The proposed models, Graph Integrated Language Transformers, learn the co-occurrences of actions and human utterances through a graph component and combine it with language transformers to add language understanding. The models are trained on conversations that followed a Standard Operating Procedure (SOP) without the need for explicit encoding.
The key highlights are:
- Integrating graph information and combining it with language transformers to remove dependency on NLU pipelines.
- Adding a graph component (i.e., history of action co-occurrence) to language transformers to predict the next action as one atomic task while also overcoming the token limit by removing the need to keep prior dialogue history.
- Evaluating the proposed next action prediction models in a production setting against a system that relies on an NLU pipeline with an explicitly defined dialogue manager.

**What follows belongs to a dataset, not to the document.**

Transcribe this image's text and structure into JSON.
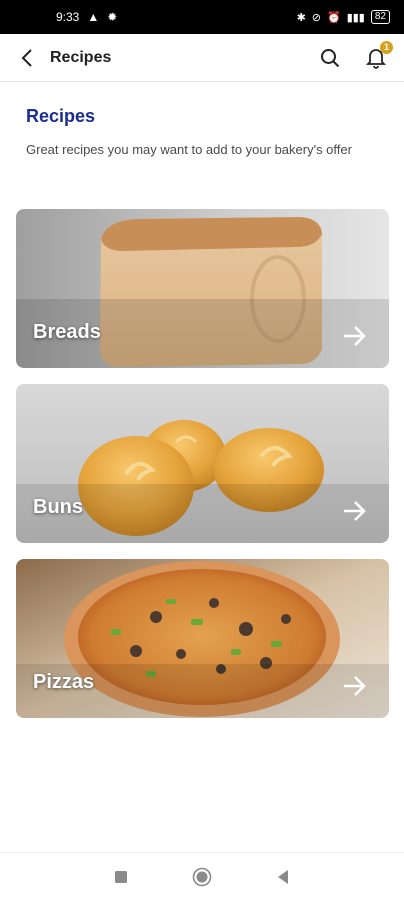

The analyses indicate that keeping the action history with the order of actions using a graph embedding layer and combining it with language transformers generates higher quality outputs compared to more complex models that include connection details of actions (i.e., graph neural networks). The proposed models improve next action prediction regarding F1 score as well as product-level metrics and human-centered evaluation.
Estadísticas
The dataset consists of around 593,156 dialogue turns from 21,220 phone calls. The average number of tokens per call is 544.16 and the average number of tokens per turn is 19.47.
The dataset contains 80 different next actions, with an imbalanced frequency distribution.
Citas
"Integrating graph information and combining with language transformers to remove dependency on NLU pipelines."
"Adding a graph component (i.e., history of action co-occurrence) to language transformers to predict the next action as one atomic task while also overcoming the token limit by removing the need to keep prior dialogue history."
"Evaluating the proposed next action prediction model in a production setting against a system that relies on an NLU pipeline with an explicitly defined dialogue manager."